Python 3 __cmp__ semantic change?

Arnaud Delobelle arnodel at googlemail.com
Sat Nov 22 03:27:59 EST 2008


Steven D'Aprano <steve at REMOVE-THIS-cybersource.com.au> writes:

> On Fri, 21 Nov 2008 17:26:21 +0000, Arnaud Delobelle wrote:
>
> [...]
>> As classes can be decorated in Python 3, you can write a decorator to
>> make a class totally ordered.  Here is a very simplified proof of
>> concept such decorator:
>> 
>> def totally_ordered(cls):
>>     if not hasattr(cls, '__gt__'):
>>         def gt(self, other):
>>             return self != other and not self < other
>>         cls.__gt__ = gt
>>     # Do the same with __le__, __ge__
>>     return cls
>> 
>> 
>> @totally_ordered
>> class Fraction:
>>     def __init__(self, num, den=1):
>>         assert den > 0, "denomintator must be > 0" self.num = num
>>         self.den = den
>>     def __eq__(self, other):
>>         return self.num*other.den == self.den*other.num
>>     def __lt__(self, other):
>>         return self.num*other.den < self.den*other.num
>> 
>>>>> q12=Fraction(1, 2)
>>>>> q23=Fraction(2, 3)
>>>>> q12 < q23
>> True
>>>>> q12 > q23
>> False
>> 
>> Granted it's not as efficient as a __cmp__ function.
>
> What makes you say that? What do you mean by "efficient"? Are you talking 
> about memory footprint, runtime speed, disk-space, programmer efficiency, 
> algorithmic complexity, or something else?
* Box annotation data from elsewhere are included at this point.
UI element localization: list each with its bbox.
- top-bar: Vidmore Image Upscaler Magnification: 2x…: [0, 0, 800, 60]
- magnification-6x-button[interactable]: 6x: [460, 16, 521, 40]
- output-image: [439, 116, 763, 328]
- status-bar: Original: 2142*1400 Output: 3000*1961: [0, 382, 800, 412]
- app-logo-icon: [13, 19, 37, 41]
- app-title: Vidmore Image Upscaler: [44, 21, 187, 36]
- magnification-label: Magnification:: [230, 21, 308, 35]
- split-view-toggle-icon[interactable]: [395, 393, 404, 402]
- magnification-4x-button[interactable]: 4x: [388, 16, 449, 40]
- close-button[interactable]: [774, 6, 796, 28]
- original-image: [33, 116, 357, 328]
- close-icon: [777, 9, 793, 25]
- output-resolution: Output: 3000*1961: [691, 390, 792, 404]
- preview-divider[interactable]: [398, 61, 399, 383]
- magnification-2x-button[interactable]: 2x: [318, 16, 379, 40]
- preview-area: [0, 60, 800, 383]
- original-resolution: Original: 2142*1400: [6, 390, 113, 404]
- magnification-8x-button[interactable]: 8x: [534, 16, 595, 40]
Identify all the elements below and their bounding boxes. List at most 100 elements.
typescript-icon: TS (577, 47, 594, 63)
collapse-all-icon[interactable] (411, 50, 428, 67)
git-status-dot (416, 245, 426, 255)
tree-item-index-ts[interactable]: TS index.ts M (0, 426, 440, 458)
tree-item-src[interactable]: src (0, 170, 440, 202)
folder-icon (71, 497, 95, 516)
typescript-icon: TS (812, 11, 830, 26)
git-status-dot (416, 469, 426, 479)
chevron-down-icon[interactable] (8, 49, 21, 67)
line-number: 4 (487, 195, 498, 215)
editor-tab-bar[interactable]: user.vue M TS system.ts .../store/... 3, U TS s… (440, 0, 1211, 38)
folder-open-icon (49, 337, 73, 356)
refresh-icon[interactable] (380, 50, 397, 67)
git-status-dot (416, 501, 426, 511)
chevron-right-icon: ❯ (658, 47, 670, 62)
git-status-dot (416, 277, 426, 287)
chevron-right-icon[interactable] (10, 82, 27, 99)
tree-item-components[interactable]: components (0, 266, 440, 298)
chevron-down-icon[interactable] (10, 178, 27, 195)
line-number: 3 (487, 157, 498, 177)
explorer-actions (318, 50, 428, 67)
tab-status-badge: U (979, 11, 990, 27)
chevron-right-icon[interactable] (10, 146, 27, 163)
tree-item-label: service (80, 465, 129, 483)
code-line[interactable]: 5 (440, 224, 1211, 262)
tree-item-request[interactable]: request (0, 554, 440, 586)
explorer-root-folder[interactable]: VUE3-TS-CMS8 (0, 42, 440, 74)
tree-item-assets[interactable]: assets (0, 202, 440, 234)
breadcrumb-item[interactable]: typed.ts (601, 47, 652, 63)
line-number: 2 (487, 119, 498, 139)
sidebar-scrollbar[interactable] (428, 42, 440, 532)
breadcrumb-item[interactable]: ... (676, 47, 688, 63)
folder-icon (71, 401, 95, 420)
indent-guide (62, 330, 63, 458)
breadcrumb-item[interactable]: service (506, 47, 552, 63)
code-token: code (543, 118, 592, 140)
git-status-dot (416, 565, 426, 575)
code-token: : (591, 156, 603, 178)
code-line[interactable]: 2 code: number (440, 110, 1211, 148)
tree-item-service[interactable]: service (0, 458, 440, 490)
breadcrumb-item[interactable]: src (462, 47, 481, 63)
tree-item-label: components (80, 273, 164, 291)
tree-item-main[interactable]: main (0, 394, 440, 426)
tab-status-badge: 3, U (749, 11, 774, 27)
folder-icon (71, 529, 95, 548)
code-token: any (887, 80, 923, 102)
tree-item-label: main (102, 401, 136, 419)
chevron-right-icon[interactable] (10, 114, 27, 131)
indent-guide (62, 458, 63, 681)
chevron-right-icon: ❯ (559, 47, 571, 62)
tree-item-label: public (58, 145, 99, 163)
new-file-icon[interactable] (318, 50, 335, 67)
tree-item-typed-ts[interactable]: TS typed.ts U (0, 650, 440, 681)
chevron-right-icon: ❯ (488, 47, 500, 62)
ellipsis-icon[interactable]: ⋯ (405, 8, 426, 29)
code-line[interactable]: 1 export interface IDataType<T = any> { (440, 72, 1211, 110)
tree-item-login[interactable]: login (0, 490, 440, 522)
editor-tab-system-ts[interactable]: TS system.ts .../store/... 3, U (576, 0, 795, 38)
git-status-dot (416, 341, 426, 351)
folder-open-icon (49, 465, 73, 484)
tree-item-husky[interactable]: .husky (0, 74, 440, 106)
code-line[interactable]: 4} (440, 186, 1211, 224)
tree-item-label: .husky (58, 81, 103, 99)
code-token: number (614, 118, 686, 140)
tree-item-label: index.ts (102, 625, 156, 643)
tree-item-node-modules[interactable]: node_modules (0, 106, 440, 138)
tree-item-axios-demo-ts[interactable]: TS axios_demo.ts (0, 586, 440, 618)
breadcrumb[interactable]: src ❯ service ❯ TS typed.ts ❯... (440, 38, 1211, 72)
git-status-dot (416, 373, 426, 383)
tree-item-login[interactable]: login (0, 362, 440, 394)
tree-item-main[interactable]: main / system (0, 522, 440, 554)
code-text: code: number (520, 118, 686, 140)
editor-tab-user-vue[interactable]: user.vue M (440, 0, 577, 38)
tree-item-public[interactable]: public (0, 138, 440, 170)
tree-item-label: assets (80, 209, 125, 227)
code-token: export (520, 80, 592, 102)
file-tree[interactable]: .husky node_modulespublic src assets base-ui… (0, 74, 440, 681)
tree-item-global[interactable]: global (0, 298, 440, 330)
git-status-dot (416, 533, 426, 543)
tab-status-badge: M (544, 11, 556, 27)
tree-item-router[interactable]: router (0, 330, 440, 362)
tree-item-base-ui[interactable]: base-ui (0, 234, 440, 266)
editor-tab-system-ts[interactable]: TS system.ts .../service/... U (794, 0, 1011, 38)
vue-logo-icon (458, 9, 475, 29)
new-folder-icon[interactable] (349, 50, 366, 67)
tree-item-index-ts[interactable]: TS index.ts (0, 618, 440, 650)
What I'm talking about is very simple - and explained below, with the
help of your __cmp__ method.
>
> As I see it, a __cmp__ method would be written something like this:
>
>     def __cmp__(self, other):
>         return cmp(self.num*other.den, self.den*other.num)

I'm talking about runtime speed (*not* asymptotic complexity).  My code
makes Fraction.__gt__ about twice as slow as Fraction.__lt__ or
Fraction.__eq__ even though with __cmp__ they would all be equally fast.